Rayxanber III was anticipated by Japanese players, but received mixed reception from critics who reviewed it as an import title. Mega Funs Christian Schweitzer praised the game's graphics, sound and fun factor, but criticized aspects such as the "jerky" framerate, collision detection issues and high difficulty level, feeling that it did not came close to Gate of Thunder. Nevertheless, Schweitzer regarded it as one of the best games on the PC Engine. Video Games Julian Eggebrecht labeled it as a mediocre and superfluous title for shoot 'em up fans, citing the lack of frills with new ideas as its main shortcoming, while stating that it heavily stole from R-Type "without achieving its brilliance."

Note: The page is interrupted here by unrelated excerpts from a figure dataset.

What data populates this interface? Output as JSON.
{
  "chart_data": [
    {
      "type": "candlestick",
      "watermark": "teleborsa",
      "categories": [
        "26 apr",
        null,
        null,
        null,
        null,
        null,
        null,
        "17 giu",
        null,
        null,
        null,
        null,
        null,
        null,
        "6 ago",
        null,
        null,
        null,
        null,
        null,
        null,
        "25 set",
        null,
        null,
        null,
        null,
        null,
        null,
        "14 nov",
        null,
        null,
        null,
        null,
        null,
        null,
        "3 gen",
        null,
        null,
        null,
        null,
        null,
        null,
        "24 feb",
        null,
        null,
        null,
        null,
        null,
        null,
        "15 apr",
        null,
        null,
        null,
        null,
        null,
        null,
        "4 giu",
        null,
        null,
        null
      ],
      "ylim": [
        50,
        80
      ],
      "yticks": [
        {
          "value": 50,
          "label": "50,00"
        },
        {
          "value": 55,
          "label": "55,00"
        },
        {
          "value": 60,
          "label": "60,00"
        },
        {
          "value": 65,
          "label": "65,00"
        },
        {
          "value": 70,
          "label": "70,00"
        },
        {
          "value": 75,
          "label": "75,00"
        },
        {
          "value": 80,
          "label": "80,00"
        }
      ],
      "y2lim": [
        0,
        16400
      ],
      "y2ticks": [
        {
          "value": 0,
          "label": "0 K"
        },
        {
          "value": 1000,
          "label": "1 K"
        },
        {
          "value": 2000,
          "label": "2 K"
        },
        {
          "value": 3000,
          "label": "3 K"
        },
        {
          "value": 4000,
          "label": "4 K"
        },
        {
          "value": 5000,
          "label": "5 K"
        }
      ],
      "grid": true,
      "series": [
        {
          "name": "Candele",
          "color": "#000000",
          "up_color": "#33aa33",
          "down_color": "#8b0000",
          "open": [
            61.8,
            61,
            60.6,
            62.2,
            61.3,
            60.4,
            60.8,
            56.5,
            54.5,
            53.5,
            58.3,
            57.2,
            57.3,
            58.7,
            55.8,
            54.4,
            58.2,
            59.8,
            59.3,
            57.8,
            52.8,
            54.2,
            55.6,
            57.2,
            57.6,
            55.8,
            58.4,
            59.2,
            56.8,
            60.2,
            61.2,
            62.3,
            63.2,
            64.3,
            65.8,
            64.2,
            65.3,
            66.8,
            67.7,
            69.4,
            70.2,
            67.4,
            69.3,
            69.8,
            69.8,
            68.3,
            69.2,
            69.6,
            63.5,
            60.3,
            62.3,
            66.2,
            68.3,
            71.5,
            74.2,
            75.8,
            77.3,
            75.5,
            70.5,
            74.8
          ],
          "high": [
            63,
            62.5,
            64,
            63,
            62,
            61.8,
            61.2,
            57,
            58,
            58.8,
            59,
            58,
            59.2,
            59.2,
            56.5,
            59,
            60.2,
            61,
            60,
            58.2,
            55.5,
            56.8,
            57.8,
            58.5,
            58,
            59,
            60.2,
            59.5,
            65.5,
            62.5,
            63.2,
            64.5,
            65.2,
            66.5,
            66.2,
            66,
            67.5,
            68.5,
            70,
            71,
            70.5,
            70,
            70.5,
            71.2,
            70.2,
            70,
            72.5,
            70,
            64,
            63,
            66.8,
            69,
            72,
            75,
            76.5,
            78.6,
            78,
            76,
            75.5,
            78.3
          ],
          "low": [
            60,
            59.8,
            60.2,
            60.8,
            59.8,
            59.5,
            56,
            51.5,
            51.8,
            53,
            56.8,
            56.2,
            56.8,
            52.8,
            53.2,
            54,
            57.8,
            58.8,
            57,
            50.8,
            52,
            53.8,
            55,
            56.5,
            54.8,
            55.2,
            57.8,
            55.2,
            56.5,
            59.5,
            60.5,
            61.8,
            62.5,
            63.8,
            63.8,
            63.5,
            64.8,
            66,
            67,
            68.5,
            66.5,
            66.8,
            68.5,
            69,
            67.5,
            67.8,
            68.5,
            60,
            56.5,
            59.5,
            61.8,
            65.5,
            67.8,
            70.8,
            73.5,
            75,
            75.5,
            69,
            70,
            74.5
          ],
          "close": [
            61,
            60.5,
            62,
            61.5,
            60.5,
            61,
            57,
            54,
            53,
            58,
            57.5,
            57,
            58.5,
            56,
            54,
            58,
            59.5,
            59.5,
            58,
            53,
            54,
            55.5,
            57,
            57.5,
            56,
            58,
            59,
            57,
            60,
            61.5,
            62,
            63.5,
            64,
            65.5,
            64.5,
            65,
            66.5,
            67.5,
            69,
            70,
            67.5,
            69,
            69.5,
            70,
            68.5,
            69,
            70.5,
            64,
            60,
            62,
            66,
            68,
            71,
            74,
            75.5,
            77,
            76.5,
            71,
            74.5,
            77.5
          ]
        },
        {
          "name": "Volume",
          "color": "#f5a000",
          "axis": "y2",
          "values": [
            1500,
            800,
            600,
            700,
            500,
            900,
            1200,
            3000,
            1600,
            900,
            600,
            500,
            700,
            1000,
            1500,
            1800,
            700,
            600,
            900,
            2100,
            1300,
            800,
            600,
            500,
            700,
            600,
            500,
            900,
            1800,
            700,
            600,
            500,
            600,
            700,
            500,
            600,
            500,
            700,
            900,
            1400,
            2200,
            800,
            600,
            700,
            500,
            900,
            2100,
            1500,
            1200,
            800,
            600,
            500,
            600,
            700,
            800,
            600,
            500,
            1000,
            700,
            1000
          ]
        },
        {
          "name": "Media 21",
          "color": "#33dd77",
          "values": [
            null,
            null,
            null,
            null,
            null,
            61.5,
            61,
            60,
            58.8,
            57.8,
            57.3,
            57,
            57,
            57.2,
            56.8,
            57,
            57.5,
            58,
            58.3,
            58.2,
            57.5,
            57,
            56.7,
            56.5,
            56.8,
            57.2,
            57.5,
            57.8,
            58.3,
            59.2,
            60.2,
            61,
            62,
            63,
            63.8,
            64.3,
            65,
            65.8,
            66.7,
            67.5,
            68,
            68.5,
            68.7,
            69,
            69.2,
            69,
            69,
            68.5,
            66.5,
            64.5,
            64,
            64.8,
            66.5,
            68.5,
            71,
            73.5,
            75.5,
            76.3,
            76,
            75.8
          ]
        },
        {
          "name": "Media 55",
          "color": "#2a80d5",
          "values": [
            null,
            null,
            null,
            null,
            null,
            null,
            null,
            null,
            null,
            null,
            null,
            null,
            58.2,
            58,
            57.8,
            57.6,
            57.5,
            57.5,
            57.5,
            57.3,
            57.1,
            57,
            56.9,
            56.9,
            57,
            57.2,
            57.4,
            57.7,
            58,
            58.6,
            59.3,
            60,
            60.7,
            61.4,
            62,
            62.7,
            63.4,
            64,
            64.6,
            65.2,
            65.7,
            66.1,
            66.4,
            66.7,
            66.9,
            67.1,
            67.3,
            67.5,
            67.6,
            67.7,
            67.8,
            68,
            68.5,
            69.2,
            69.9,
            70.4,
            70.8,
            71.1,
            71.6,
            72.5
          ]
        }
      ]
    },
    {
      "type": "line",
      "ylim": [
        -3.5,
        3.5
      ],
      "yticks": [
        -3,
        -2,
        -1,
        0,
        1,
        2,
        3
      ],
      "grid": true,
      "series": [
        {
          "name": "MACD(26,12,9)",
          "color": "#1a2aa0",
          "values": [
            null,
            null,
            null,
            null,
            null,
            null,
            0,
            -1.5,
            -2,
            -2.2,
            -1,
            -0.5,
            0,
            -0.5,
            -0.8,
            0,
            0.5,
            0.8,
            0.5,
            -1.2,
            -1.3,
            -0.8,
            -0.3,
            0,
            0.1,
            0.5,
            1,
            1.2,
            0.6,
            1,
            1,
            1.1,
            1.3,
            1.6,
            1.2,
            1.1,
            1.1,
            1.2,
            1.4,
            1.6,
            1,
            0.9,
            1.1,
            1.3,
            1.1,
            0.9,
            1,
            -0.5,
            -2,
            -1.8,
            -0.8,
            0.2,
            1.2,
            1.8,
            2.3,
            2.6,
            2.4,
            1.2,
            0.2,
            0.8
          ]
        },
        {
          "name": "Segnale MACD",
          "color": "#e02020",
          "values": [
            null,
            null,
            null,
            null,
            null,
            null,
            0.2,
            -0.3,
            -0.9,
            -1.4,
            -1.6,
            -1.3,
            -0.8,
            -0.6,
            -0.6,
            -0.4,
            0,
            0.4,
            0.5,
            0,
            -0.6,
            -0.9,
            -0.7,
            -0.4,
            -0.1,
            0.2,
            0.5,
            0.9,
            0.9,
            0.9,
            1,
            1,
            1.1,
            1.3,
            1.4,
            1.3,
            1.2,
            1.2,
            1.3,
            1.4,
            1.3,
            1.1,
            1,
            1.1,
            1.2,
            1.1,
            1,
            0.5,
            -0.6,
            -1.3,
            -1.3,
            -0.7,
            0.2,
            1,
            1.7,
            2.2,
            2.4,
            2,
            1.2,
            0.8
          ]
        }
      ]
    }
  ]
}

Consoles Plus Douglas Alves and Doguy commended the visuals, animations, music and playability, but criticized its presentation, sound effects and low difficulty. Both reviewers ultimately found it to be a well-realized but easy shoot 'em up below other shooters for the PC Engine like Gate of Thunder and Seirei Senshi Spriggan. Joypads Alain Huyghues-Lacour and Jean-François Morisse compared it with Gate of Thunder, criticizing its stages for their short length and lack of variety, but gave positive remarks to the game's fast pacing and controls. Joysticks Jean-Marc Demoly wrote that "Rayxanber III is a very good shooting game, inferior all the same to Gate Of Thunder, which remains as reference in this field. DuoWorlds Victor Ireland regarded it as a letdown compared to Rayxanber II, noting the "look alike" stages, colors, limited parallax scrolling and lack of imagination.

Review scores
| Publication | Score |
|---|---|
| Consoles + | 70% |
| Gekkan PC Engine | 85/100, 80/100, 85/100, 85/100, 80/100 |
| Joypad | 80% |
| Joystick | 87% |
| Marukatsu PC Engine | 6/10, 6/10, 6/10, 7/10 |
| Mega Fun | 76/100 |

=== Retrospective coverage ===
Retrospective commentaries for Rayxanber III has been more positive. IGN Italias Andrea Corritore identified the game as one of the most important shooting games on the PC Engine, alongside Gate of Thunder, Lords of Thunder and Ginga Fukei Densetsu Sapphire. Neil Salvemini of SHMUPS! (a classic network of GameSpy) praised the detailed visuals similar to Metal Black, sound and playability. Salvemini also expressed that "this entire game seems to be a little too Treasure-esque" due to its fast action. David Borrachero and Antxiko of Spanish magazine RetroManiac regarded both Rayxanber III and its predecessor as two of the best games on the PC Engine platform, noting the need of memorizing stage patterns in a similar fashion to R-Type. They also commended both visuals and playability for being "exceptional", as well as the soundtrack for taking advantage of the CD-ROM format. Hardcore Gaming 101s John Sczepaniak wrote that "It took DataWest two attempts and three years to finally create a truly quality shooter, and it's damned excellent." Sczepaniak praised the overhauled gameplay, balanced design, introduction of a secondary attack, fair difficulty, visual aesthetic and music. Regardless, he criticized the level themes for limiting the game's color palette.